Russia to confirm Medvedev as Putin's premier

Russia to confirm Medvedev as Putin's premier
Moscow: Russia's new President Vladimir Putin was set on Tuesday to win approval for his predecessor Dmitry Medvedev to become the Prime Minister, as protestors tried new tactics to keep up pressure on the Kremlin.

Mr Medvedev's candidacy was to come to vote at the Parliament with the support of the ruling party and one nominally opposition faction guaranteeing approval, even as two parties were to vote against in a symbolic show of dissent.

Following Mr Putin's opulent inaugural ceremony that saw him ascend to the Presidency for a historic third term on Monday, several hundred activists had spent the night out in the open in central Moscow barely a kilometre (half a mile) from the Kremlin walls.

Both leaders of the protest, anti-corruption blogger Alexei Navalny and leftist activist Sergei Udaltsov, were detained but released later on Tuesday.

The newly inaugurated Kremlin Chief had already hit the ground running by signing a raft of decrees and even took part in an ice hockey match watched over by his old friends, ex-Italian Prime Minister Silvio Berlusconi and German ex-chancellor Gerhard Schroeder.

Mr Putin had served as Medvedev's Prime Minister after ceding his Kremlin seat upon completing between 2000 and 2008 his first two terms as president, the maximum number of consecutive mandates allowed under the constitution.

The ruling tandem's private decision to trade places fed into the anger many Russians experienced about fraud-tainted legislative polls in December followed by Putin's easy but controversial March Presidential election victory.

Mr Medvedev's confirmation at a hearing scheduled for 1100 GMT is essentially assured after both the ruling United Russia party that he now heads and a largely pro-government bloc of the ultra-nationalist lawmaker Vladimir Zhirinovsky committed their full support.

Mr Medvedev now has the backing of nearly 300 lawmakers in the 450-seat chamber while needing a simple 226 vote majority to become Putin's premier.
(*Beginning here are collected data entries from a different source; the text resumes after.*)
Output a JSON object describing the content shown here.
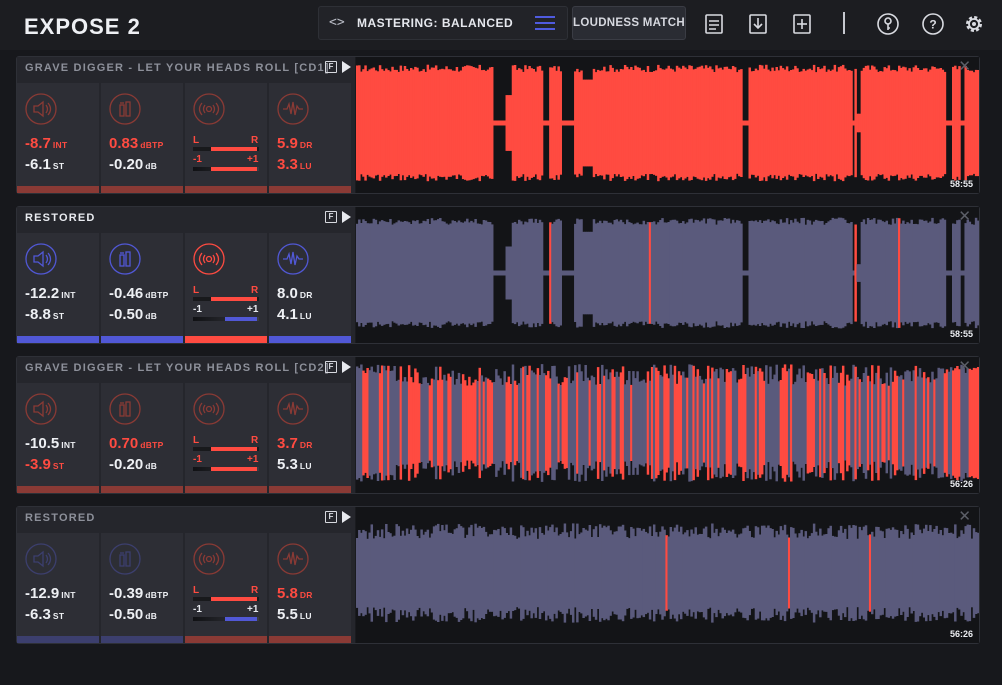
{
  "app": {
    "title": "EXPOSE 2"
  },
  "toolbar": {
    "preset_arrows": "<>",
    "preset_label": "MASTERING: BALANCED",
    "loudness_match": "LOUDNESS MATCH",
    "icons": [
      "report-icon",
      "export-icon",
      "add-file-icon",
      "key-icon",
      "help-icon",
      "settings-icon"
    ]
  },
  "colors": {
    "red": "#ff4b41",
    "blue": "#5158d6",
    "wave_blue": "#5a5a7c",
    "bg": "#17181c"
  },
  "tracks": [
    {
      "name": "GRAVE DIGGER - LET YOUR HEADS ROLL [CD1]",
      "name_active": false,
      "int_val": "-8.7",
      "int_unit": "INT",
      "st_val": "-6.1",
      "st_unit": "ST",
      "tp_val": "0.83",
      "tp_unit": "dBTP",
      "db_val": "-0.20",
      "db_unit": "dB",
      "dr_val": "5.9",
      "dr_unit": "DR",
      "lu_val": "3.3",
      "lu_unit": "LU",
      "L": "L",
      "R": "R",
      "neg": "-1",
      "pos": "+1",
      "time": "58:55",
      "wave_color": "red"
    },
    {
      "name": "RESTORED",
      "name_active": true,
      "int_val": "-12.2",
      "int_unit": "INT",
      "st_val": "-8.8",
      "st_unit": "ST",
      "tp_val": "-0.46",
      "tp_unit": "dBTP",
      "db_val": "-0.50",
      "db_unit": "dB",
      "dr_val": "8.0",
      "dr_unit": "DR",
      "lu_val": "4.1",
      "lu_unit": "LU",
      "L": "L",
      "R": "R",
      "neg": "-1",
      "pos": "+1",
      "time": "58:55",
      "wave_color": "blue"
    },
    {
      "name": "GRAVE DIGGER - LET YOUR HEADS ROLL [CD2]",
      "name_active": false,
      "int_val": "-10.5",
      "int_unit": "INT",
      "st_val": "-3.9",
      "st_unit": "ST",
      "tp_val": "0.70",
      "tp_unit": "dBTP",
      "db_val": "-0.20",
      "db_unit": "dB",
      "dr_val": "3.7",
      "dr_unit": "DR",
      "lu_val": "5.3",
      "lu_unit": "LU",
      "L": "L",
      "R": "R",
      "neg": "-1",
      "pos": "+1",
      "time": "56:26",
      "wave_color": "mixed"
    },
    {
      "name": "RESTORED",
      "name_active": false,
      "int_val": "-12.9",
      "int_unit": "INT",
      "st_val": "-6.3",
      "st_unit": "ST",
      "tp_val": "-0.39",
      "tp_unit": "dBTP",
      "db_val": "-0.50",
      "db_unit": "dB",
      "dr_val": "5.8",
      "dr_unit": "DR",
      "lu_val": "5.5",
      "lu_unit": "LU",
      "L": "L",
      "R": "R",
      "neg": "-1",
      "pos": "+1",
      "time": "56:26",
      "wave_color": "blue-sparse"
    }
  ]
}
The Communist Party and the A Just Russia Party said they would vote against.

Police have said they have made almost 750 arrests since Sunday in Moscow as opposition protestors defied a heavy riot police lockdown in the city.
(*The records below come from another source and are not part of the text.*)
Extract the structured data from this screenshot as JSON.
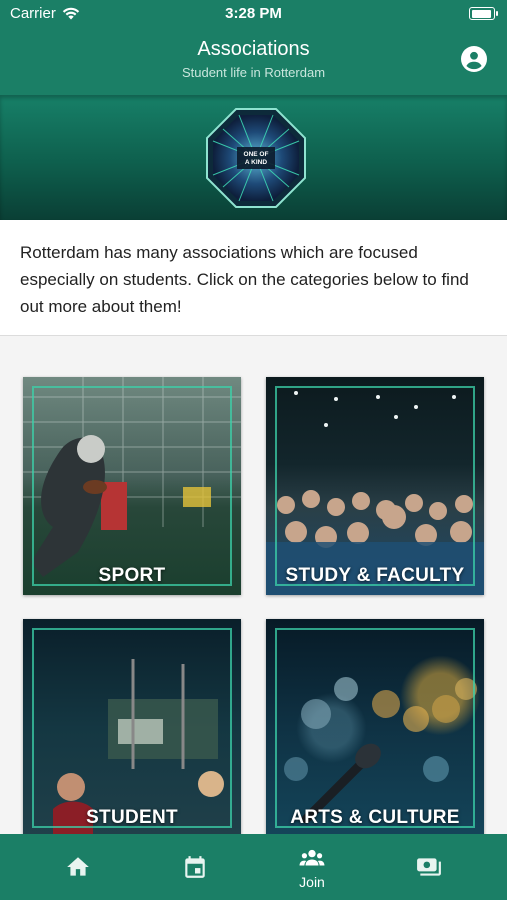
{
  "status_bar": {
    "carrier": "Carrier",
    "time": "3:28 PM"
  },
  "header": {
    "title": "Associations",
    "subtitle": "Student life in Rotterdam",
    "profile_icon": "account-circle-icon"
  },
  "banner": {
    "logo_text_1": "ONE OF",
    "logo_text_2": "A KIND"
  },
  "intro": {
    "text": "Rotterdam has many associations which are focused especially on students. Click on the categories below to find out more about them!"
  },
  "categories": [
    {
      "label": "SPORT"
    },
    {
      "label": "STUDY & FACULTY"
    },
    {
      "label": "STUDENT"
    },
    {
      "label": "ARTS & CULTURE"
    }
  ],
  "tabbar": {
    "items": [
      {
        "icon": "home-icon",
        "label": ""
      },
      {
        "icon": "calendar-icon",
        "label": ""
      },
      {
        "icon": "group-icon",
        "label": "Join"
      },
      {
        "icon": "money-icon",
        "label": ""
      }
    ]
  },
  "colors": {
    "primary": "#1b7f66",
    "accent": "#3cd2aa",
    "text": "#222222"
  }
}
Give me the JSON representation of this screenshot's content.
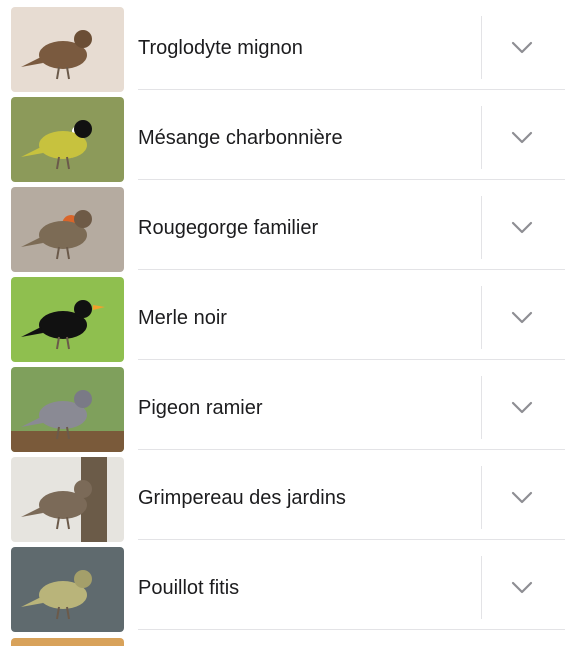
{
  "birds": [
    {
      "name": "Troglodyte mignon",
      "icon": "wren-photo",
      "bg": "#e7dcd2",
      "body": "#7a5a3f"
    },
    {
      "name": "Mésange charbonnière",
      "icon": "great-tit-photo",
      "bg": "#8c9a5a",
      "body": "#c7c23e"
    },
    {
      "name": "Rougegorge familier",
      "icon": "robin-photo",
      "bg": "#b5aba0",
      "body": "#7c6b55"
    },
    {
      "name": "Merle noir",
      "icon": "blackbird-photo",
      "bg": "#8fbf4f",
      "body": "#111111"
    },
    {
      "name": "Pigeon ramier",
      "icon": "wood-pigeon-photo",
      "bg": "#7fa05c",
      "body": "#8a8a94"
    },
    {
      "name": "Grimpereau des jardins",
      "icon": "treecreeper-photo",
      "bg": "#e6e4df",
      "body": "#7b6a58"
    },
    {
      "name": "Pouillot fitis",
      "icon": "willow-warbler-photo",
      "bg": "#5f6a6e",
      "body": "#b9b47a"
    }
  ],
  "expand_icon": "chevron-down-icon",
  "colors": {
    "text": "#1c1c1e",
    "separator": "#e3e3e6",
    "chevron": "#8e8e93"
  }
}
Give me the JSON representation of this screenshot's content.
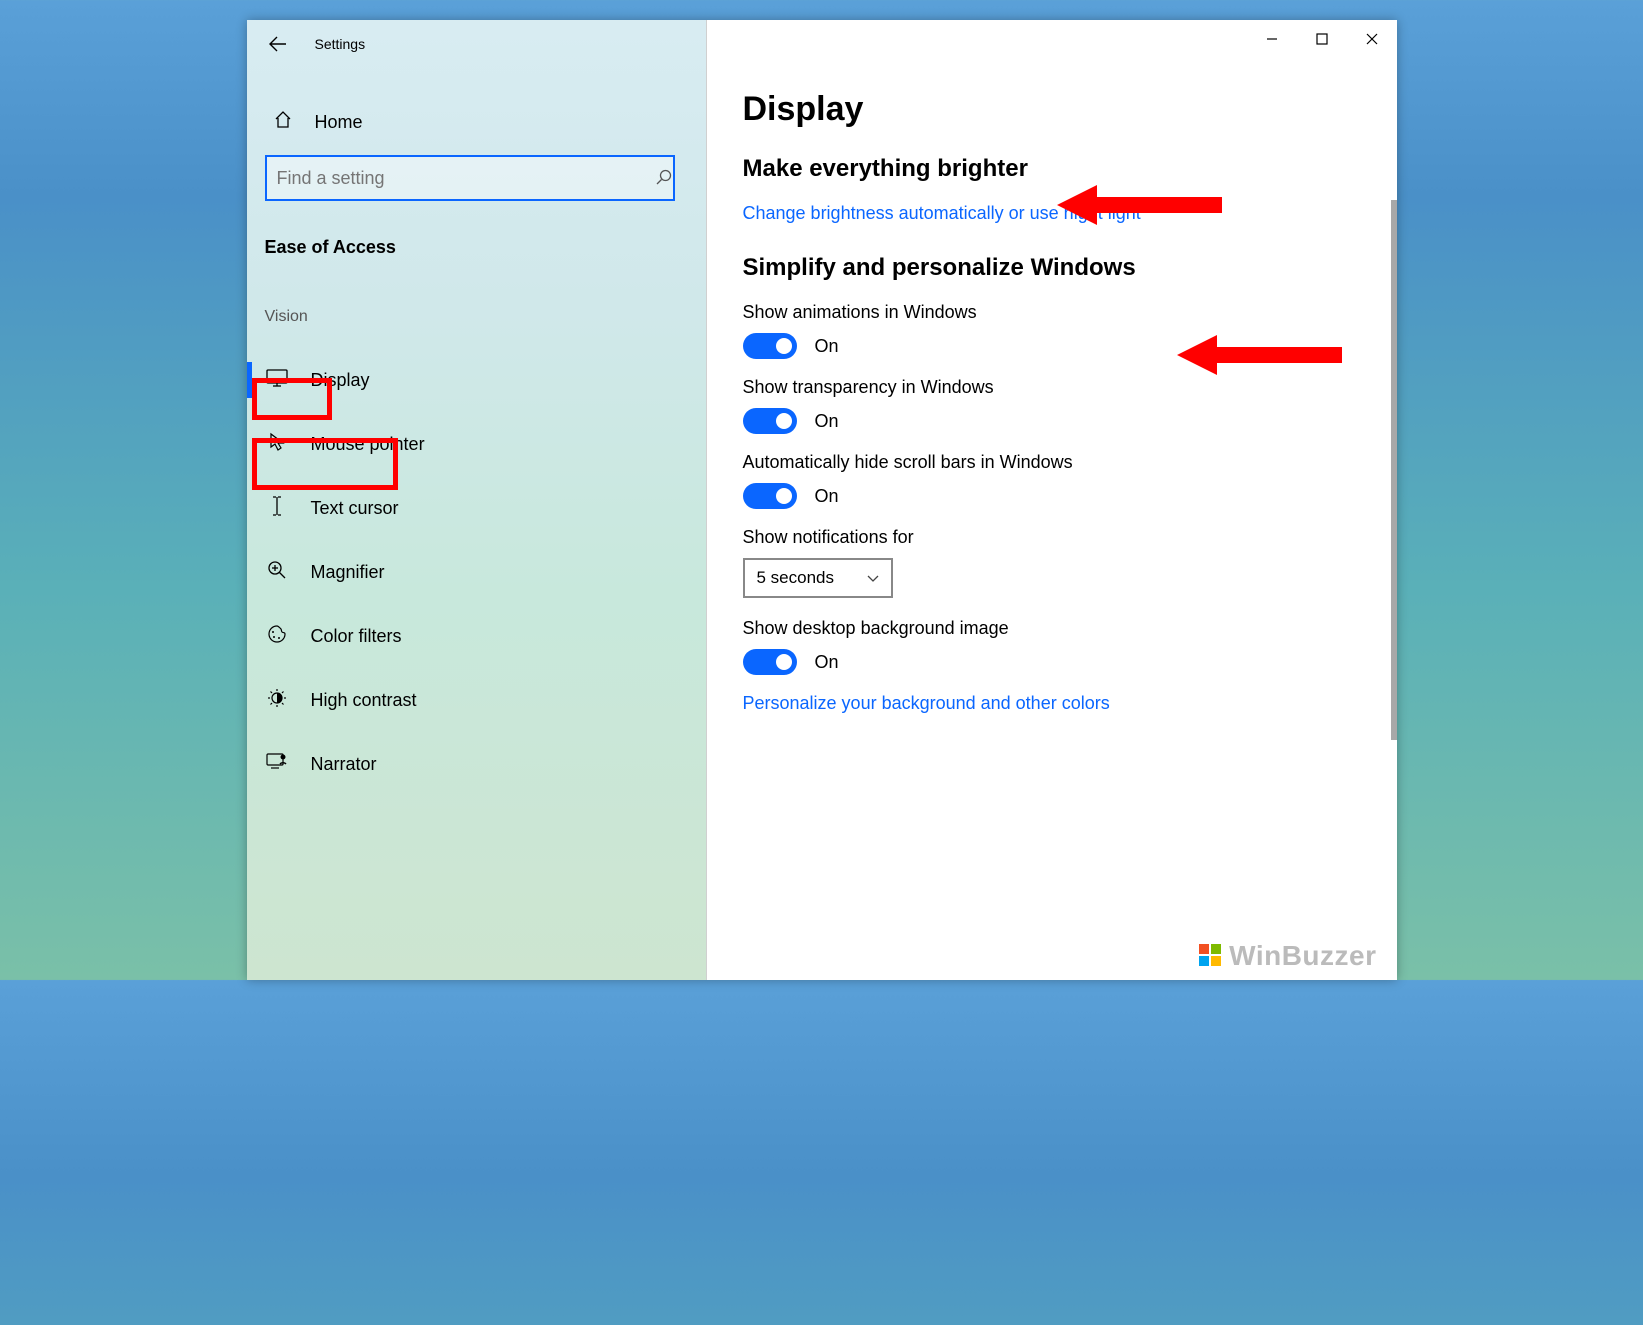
{
  "window": {
    "title": "Settings"
  },
  "sidebar": {
    "home_label": "Home",
    "search_placeholder": "Find a setting",
    "category_title": "Ease of Access",
    "group_title": "Vision",
    "items": [
      {
        "label": "Display",
        "icon": "display-icon"
      },
      {
        "label": "Mouse pointer",
        "icon": "mouse-pointer-icon"
      },
      {
        "label": "Text cursor",
        "icon": "text-cursor-icon"
      },
      {
        "label": "Magnifier",
        "icon": "magnifier-icon"
      },
      {
        "label": "Color filters",
        "icon": "palette-icon"
      },
      {
        "label": "High contrast",
        "icon": "high-contrast-icon"
      },
      {
        "label": "Narrator",
        "icon": "narrator-icon"
      }
    ]
  },
  "main": {
    "page_title": "Display",
    "section1_heading": "Make everything brighter",
    "brightness_link": "Change brightness automatically or use night light",
    "section2_heading": "Simplify and personalize Windows",
    "settings": {
      "animations_label": "Show animations in Windows",
      "animations_state": "On",
      "transparency_label": "Show transparency in Windows",
      "transparency_state": "On",
      "scrollbars_label": "Automatically hide scroll bars in Windows",
      "scrollbars_state": "On",
      "notifications_label": "Show notifications for",
      "notifications_value": "5 seconds",
      "desktop_bg_label": "Show desktop background image",
      "desktop_bg_state": "On"
    },
    "personalize_link": "Personalize your background and other colors"
  },
  "watermark": "WinBuzzer"
}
Several hundred people had joined the sit-in overnight, making a point of not brandishing a single political slogan. They were not disturbed by police. By the morning 100 people were left but police then moved in to disperse the picket.

"We spent the night out here because it is the only way to show that we too have something to say," said student Nikita Safanov, 20.
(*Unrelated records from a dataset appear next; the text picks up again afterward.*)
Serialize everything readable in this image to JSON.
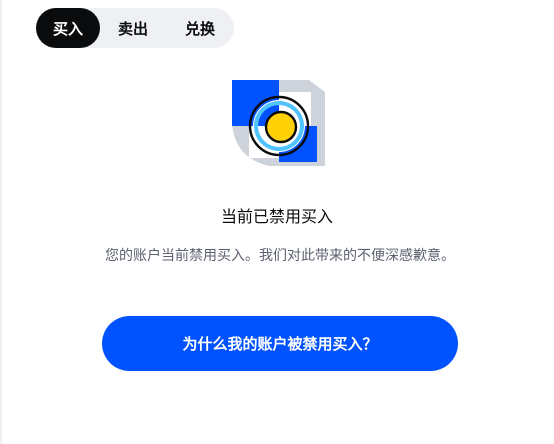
{
  "tabs": {
    "buy_label": "买入",
    "sell_label": "卖出",
    "convert_label": "兑换",
    "active": "buy"
  },
  "notice": {
    "title": "当前已禁用买入",
    "description": "您的账户当前禁用买入。我们对此带来的不便深感歉意。",
    "button_label": "为什么我的账户被禁用买入？"
  },
  "illustration": {
    "icon": "disabled-account-illustration"
  },
  "colors": {
    "brand_blue": "#0052ff",
    "active_tab_bg": "#0a0b0d",
    "tab_bar_bg": "#eef0f3",
    "illustration_gray": "#ced2db",
    "illustration_yellow": "#ffd208",
    "illustration_cyan": "#4fc3ff"
  }
}
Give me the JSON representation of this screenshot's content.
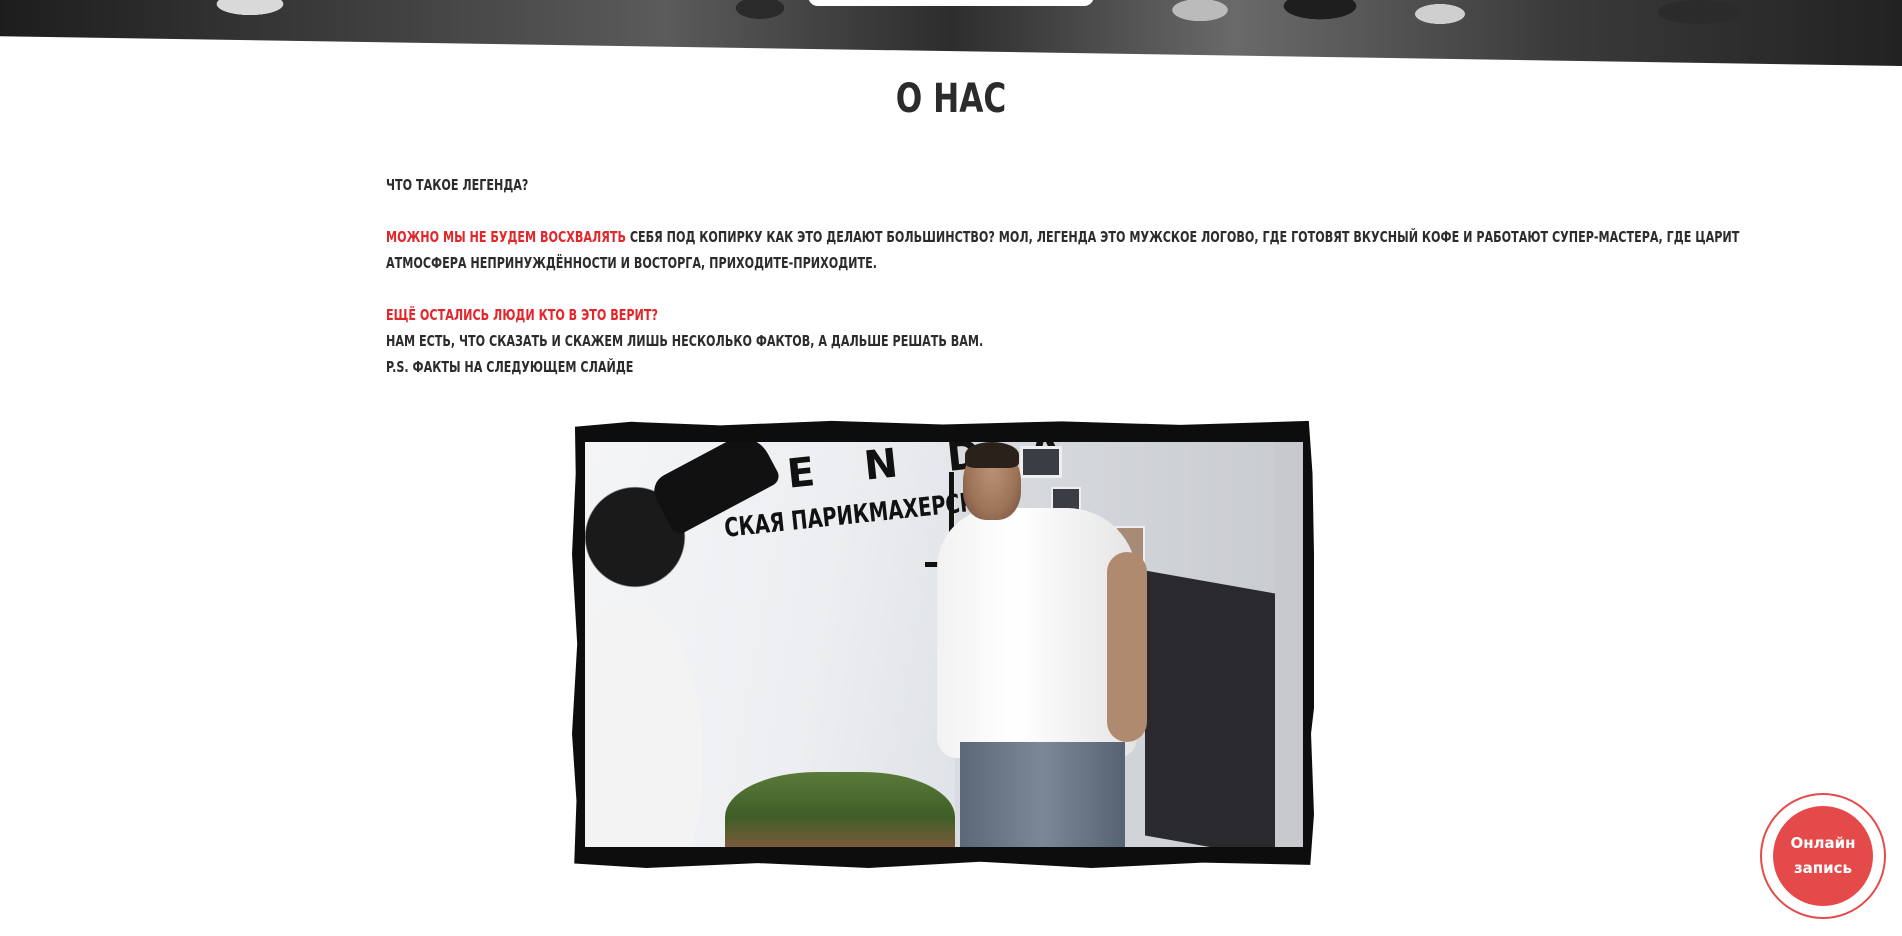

Spending the night in the open appears to be a new tactic by the opposition, whose more radical wing has called for civil disobedience to ensure their voice is heard. Navalny had described the action as an "indefinite popular walkabout".

"I awfully want to sleep," Navalny said in a Twitter post. "Two nights without sleep. Last night I slept at Kitai Gorod, and the day before at Yakimanka," he said, referring to police stations in central Moscow. "And it would be so good to take a shower."

After their release, Navalny and Udaltsov immediately went to the Chistye Prudi district in the east of the city centre where several dozen supporters were waiting for them to begin a new picket.

After Sunday's mass anti-Putin protest that ended in violence and bickering between the opposition, Navalny and Udaltsov appear to be preparing to hold repeated small-scale pickets in a cat-and-mouse game with police.